Drame de Granby: plaidoyer en faveur de la «bientraitance»

Les funérailles de la fillette de Granby ont eu lieu jeudi.
Photo: Jacques Nadeau Le Devoir Les funérailles de la fillette de Granby ont eu lieu jeudi.

Dans la foulée des événements dramatiques survenus récemment à Granby, se soldant par la mort d’une fillette de sept ans, il m’était impossible de demeurer muet. Je connais bien le réseau de la protection de l’enfance pour y avoir œuvré pendant près de quarante ans. Ce drame est indicible, car la détresse et la souffrance humaine s’expriment difficilement avec des mots, qui sont forcément réducteurs.

La réaction de la population et de la classe politique à cette tragédie est rassurante. C’est un sujet d’ordre public qui nous met devant notre responsabilité face aux plus démunis. Il ne faudra jamais oublier qu’il n’y a que la bientraitance qui peut faire contrepoids à la maltraitance.

Au cœur de toute expérience humaine se trouve l’attachement, ce besoin chez tout être humain de se développer en se sachant en sécurité. Voilà ce qui a notamment manqué à cette fillette. Un cocon protecteur permettant de tisser des liens dans la continuité et de développer au maximum ses potentialités. La réponse aux besoins de ces enfants exige un accompagnement par une équipe de soins interdisciplinaire bénéficiant du temps suffisant pour reconnaître les impacts du vécu traumatique et proposer une intervention rassurante taillée sur mesure.

Prendre le temps

Il faut prendre le temps d’accueillir les souffrances et de leur donner un sens.

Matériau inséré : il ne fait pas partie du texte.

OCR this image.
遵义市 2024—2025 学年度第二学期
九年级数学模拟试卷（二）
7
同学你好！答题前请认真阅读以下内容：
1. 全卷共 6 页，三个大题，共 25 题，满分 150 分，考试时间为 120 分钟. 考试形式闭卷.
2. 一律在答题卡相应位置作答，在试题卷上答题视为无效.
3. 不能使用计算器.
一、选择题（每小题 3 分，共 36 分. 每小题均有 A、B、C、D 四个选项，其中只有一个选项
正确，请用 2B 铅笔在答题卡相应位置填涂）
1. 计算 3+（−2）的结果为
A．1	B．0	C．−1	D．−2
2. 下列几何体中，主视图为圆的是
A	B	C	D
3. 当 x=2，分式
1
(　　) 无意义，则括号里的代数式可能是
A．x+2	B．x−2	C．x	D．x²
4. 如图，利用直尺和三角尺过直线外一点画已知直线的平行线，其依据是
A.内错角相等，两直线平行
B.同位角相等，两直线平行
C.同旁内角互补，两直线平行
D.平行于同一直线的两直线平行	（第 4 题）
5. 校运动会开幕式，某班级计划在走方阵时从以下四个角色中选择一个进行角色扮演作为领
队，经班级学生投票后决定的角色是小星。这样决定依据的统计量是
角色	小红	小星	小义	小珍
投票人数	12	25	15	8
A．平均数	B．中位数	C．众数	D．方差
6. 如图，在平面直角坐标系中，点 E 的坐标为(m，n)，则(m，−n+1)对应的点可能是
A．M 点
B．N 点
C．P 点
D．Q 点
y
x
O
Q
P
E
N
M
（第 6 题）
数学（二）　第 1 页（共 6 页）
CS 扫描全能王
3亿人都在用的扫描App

Les enfants traumatisés sont rarement en mesure de raconter directement leur histoire ou de communiquer clairement leurs besoins. Pour savoir ce qu’ils ont vécu ou ressenti, pour comprendre les stratégies souvent « tordues » mises en œuvre pour survivre, il faut faire un patient exercice de décryptage. Celui-ci se fait bribe par bribe, en décodant des symptômes, des attitudes et des comportements. Tous les adultes gravitant autour de l’enfant doivent être mis à contribution.

Le lecteur comprendra qu’il faut alors mettre en place tout un dispositif d’écoute de ces enfants et appliquer le même dispositif pour observer les interactions de l’enfant avec ses donneurs de soins. Cette clinique est évidemment complexe, mais elle n’est pas inconnue des intervenants en protection de l’enfance. Beaucoup d’engagement et de créativité rendent l’aventure possible malgré les risques et les dangers.

Plusieurs y ont travaillé avec passion et le font encore, certains même au risque de développer le traumatisme vicariant, ce risque professionnel menaçant ceux qui sont constamment en contact avec du matériel traumatique. Depuis un certain temps, de ces passionnés émerge une révolte critique.

Qu’en est-il véritablement de ces équipes soignantes depuis quelques années ? Peut-on parler à leur égard de bientraitance ? Ont-elles pu bénéficier des conditions indispensables pour bien mener à terme leur mission ?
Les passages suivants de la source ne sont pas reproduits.